Measuring Bond Value

Bond Interest Rates

A bond's interest rate is competitive, meaning it is comparable to the rates of other bonds of similar quality being sold at the time. The rate the bond pays at issue generally remains the same until maturity. However, interest rates of new bonds entering the market fluctuate regularly based on changing economic forces, like inflation and consumer demand.

Changes in interest rates directly influence existing bond prices. In general, when interest rates rise and new bond issues offer a higher rate than the one you already own, your bond will be worth less than par value if you sell it before maturity. But, if the new bonds are paying a lower rate, your bond will generally sell for more than par. The general rule is that bond prices fall when interest rates go up, and they rise when interest rates go down.

For example, if you buy a bond with an interest rate of 6% and interest rates increase to 8%, you might consider selling your bond in the secondary market and buy a new bond to take advantage of the higher rate. However, investors are unlikely to pay full face value for a bond paying a lower rate than would be available with a new issue.
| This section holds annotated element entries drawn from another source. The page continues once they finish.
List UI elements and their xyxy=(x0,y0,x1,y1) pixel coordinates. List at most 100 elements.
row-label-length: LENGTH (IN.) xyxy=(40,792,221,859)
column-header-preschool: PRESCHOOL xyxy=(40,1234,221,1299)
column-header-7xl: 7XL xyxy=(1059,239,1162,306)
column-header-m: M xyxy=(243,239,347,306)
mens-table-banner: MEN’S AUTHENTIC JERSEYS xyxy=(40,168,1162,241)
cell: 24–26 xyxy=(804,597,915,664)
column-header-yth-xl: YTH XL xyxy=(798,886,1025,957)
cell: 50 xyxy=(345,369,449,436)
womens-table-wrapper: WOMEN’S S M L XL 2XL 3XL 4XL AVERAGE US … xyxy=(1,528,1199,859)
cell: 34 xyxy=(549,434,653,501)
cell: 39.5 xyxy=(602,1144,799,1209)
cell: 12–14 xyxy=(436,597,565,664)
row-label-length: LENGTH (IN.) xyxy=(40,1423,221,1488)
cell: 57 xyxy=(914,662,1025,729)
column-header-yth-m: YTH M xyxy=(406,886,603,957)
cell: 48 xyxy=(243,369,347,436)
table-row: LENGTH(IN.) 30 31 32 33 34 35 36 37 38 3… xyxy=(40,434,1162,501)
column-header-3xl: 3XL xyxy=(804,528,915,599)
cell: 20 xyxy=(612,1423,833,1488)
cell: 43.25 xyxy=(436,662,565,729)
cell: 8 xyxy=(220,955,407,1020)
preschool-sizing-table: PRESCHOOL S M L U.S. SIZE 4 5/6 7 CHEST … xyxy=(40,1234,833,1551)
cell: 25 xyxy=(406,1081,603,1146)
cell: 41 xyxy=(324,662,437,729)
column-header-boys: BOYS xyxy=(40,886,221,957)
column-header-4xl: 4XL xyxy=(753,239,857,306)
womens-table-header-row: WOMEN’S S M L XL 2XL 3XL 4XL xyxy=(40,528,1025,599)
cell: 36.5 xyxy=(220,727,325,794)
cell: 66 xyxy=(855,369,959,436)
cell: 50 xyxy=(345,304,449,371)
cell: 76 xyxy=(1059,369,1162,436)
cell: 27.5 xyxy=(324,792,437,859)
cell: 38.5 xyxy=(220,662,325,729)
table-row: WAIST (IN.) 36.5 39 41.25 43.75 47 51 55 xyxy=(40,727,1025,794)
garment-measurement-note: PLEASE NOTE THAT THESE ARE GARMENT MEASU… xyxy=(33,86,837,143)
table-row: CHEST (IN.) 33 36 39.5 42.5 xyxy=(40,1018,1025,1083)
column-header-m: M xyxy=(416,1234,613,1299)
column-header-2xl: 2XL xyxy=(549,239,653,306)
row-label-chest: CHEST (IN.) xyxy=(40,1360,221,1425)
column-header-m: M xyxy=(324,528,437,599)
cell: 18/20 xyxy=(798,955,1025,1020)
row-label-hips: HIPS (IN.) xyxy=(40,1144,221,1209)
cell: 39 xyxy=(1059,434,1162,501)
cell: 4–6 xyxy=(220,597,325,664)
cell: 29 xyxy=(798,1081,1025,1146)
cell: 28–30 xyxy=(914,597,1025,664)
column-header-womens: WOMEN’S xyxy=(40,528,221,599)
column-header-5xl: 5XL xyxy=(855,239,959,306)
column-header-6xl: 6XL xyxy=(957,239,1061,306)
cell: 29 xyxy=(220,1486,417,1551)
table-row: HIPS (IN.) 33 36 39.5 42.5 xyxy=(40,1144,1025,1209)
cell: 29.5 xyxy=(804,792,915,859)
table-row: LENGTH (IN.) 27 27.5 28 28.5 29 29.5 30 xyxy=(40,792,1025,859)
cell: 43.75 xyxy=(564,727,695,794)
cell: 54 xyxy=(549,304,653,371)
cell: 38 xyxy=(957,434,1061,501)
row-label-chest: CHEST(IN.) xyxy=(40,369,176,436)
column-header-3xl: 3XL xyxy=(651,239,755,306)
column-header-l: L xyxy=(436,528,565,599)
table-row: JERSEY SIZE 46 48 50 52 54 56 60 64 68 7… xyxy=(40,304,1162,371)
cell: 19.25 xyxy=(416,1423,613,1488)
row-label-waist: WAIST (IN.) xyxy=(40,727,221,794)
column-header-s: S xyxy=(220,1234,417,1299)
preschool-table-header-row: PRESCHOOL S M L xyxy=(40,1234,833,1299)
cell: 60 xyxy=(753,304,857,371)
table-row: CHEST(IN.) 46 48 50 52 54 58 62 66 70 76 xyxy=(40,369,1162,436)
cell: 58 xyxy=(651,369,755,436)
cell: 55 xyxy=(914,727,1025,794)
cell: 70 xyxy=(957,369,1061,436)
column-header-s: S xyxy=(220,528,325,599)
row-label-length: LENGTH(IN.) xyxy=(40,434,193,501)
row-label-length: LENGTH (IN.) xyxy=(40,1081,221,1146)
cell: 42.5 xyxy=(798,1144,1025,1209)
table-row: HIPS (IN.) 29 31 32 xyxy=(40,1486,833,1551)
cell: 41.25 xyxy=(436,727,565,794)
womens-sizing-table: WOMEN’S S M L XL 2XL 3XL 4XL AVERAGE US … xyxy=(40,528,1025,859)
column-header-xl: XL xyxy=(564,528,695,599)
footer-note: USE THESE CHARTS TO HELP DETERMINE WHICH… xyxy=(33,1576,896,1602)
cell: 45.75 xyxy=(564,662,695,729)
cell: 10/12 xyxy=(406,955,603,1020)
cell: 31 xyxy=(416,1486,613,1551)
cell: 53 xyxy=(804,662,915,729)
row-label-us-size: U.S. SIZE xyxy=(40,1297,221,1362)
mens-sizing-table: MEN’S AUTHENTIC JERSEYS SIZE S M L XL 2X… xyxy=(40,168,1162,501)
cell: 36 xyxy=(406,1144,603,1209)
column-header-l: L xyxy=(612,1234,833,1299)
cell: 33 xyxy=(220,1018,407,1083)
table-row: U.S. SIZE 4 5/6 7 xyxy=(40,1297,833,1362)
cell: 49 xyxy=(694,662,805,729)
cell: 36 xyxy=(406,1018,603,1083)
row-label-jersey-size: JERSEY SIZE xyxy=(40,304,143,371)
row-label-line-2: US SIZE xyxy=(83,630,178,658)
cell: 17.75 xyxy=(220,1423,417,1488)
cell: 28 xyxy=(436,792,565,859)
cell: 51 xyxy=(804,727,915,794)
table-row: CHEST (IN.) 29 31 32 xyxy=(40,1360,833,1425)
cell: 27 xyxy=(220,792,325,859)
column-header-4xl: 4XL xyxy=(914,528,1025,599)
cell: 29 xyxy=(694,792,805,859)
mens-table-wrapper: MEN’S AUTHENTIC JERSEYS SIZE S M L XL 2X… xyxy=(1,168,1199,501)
Thus, you may have to sell your bond at a discount to par value to entice an investor to purchase your bond.

Depending on how deep the discount, all the interest you'd gained may be offset by your loss of principal.

On the other hand, if interest rates drop to 4%, other consumers might be willing to pay more for your bond, which still pays 6%. In this case, you may offer it at a premium to par value, and receive more money than what you originally paid. The amount of the premium, and the interest payments you've received, will leave you with a profit.

For a list of composite bond rates including maturities and yields for U.S. Treasury, municipal and corporate bonds, visit Scottrade's Bonds Center.

Bond Quotes

Bond pricing is quoted as a percentage of face value. For example, if the quote is 87.5, the bond is selling for 87.5% of its face value. For a $1,000 corporate bond, the price would be $875.